The new language model was developed by a team of researchers at the University of Waterloo’s David R. Cheriton School of Computer Science.
The research was presented at the Multilingual Representation Learning Workshop at the 2021 Conference on Empirical Methods in Natural Language Processing.
The model is playing a key role in helping computers analyze text in African languages for many useful tasks, and it is being called AfriBERTa. It uses deep-learning techniques to achieve impressive results for low-resource languages.
Working With 11 African Languages
AfriBERTa works with 11 specific African languages as of right now, including Amharic, Hausa, and Swahili, which is spoken by a combined 400+ million people.
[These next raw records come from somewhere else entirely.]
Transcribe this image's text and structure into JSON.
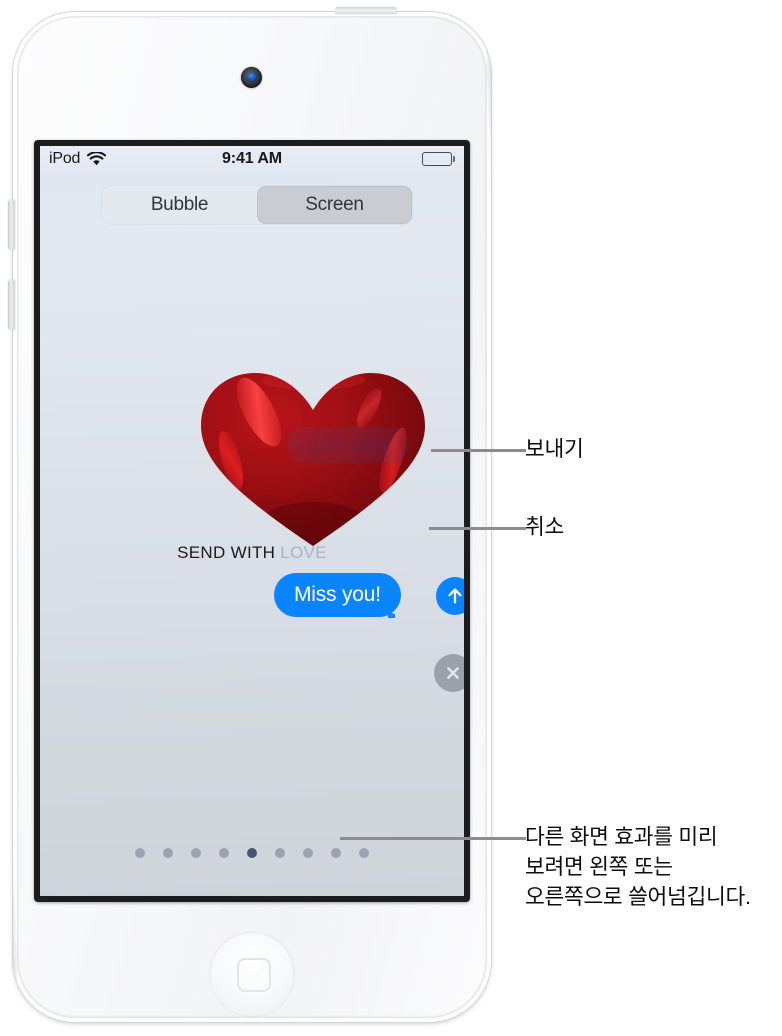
{
  "device": {
    "name": "ipod-touch-white",
    "camera": "front-camera",
    "home_button": "home-button"
  },
  "screen": {
    "status_bar": {
      "carrier": "iPod",
      "wifi_icon": "wifi-icon",
      "time": "9:41 AM",
      "battery_icon": "battery-full-icon"
    },
    "segmented_control": {
      "options": [
        {
          "label": "Bubble",
          "selected": false
        },
        {
          "label": "Screen",
          "selected": true
        }
      ]
    },
    "effect_preview": {
      "effect_name": "SEND WITH LOVE",
      "effect_name_primary": "SEND WITH",
      "effect_name_secondary": "LOVE",
      "balloon_icon": "heart-balloon-icon",
      "balloon_color": "#a60d12",
      "ghost_bubble_text": "Miss you!"
    },
    "message": {
      "text": "Miss you!",
      "bubble_color": "#0b84ff",
      "bubble_text_color": "#ffffff"
    },
    "actions": [
      {
        "name": "send-button",
        "icon": "arrow-up-icon",
        "color": "#0b84ff"
      },
      {
        "name": "cancel-button",
        "icon": "close-x-icon",
        "color": "#9aa1ab"
      }
    ],
    "page_dots": {
      "count": 9,
      "active_index": 4,
      "dot_color": "#99a3b4",
      "active_color": "#47556c"
    }
  },
  "callouts": [
    {
      "id": "send",
      "text": "보내기",
      "target": "send-button"
    },
    {
      "id": "cancel",
      "text": "취소",
      "target": "cancel-button"
    },
    {
      "id": "swipe",
      "lines": [
        "다른 화면 효과를 미리",
        "보려면 왼쪽 또는",
        "오른쪽으로 쓸어넘깁니다."
      ],
      "target": "page-dots"
    }
  ]
}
The model has demonstrated output quality that is comparable to the best existing models, and it did so while only learning from one gigabyte of text. Other similar models often require thousands of times more data.
Kelechi Ogueji is a master’s student in computer science at Waterloo.
“Pretrained language models have transformed the way computers process and analyze textual data for tasks ranging from machine translation to question answering,” said Ogueji. “Sadly, African languages have received little attention from the research community.”
“One of the challenges is that neural networks are bewilderingly text- and computer-intensive to build. And unlike English, which has enormous quantities of available text, most of the 7,000 or so languages spoken worldwide can be characterized as low-resource, in that there is a lack of data available to feed data-hungry neural networks.”
Pre Training Technique
Most of these models rely on a pre-training technique, which involves the researcher presenting the model with text that has some of the words hidden or masked. The model then must guess the hidden words, and it continues to repeat this process billions of times. It eventually learns the statistical associations between words, which is similar to the human knowledge of language.
Jimmy Lin is the Cheriton Chair in Computer Science and Ogueji’s advisor.
“Being able to pretrain models that are just as accurate for certain downstream tasks, but using vastly smaller amounts of data has many advantages,” said Lin. “Needing less data to train the language model means that less computation is required and consequently lower carbon emissions associated with operating massive data centres. Smaller datasets also make data curation more practical, which is one approach to reduce the biases present in the models.”
“This work takes a small but important step to bringing natural language processing capabilities to more than 1.3 billion people on the African continent.”
The research also involved Yuxin Zhu, who recently finished an undergraduate degree in computer science at the university.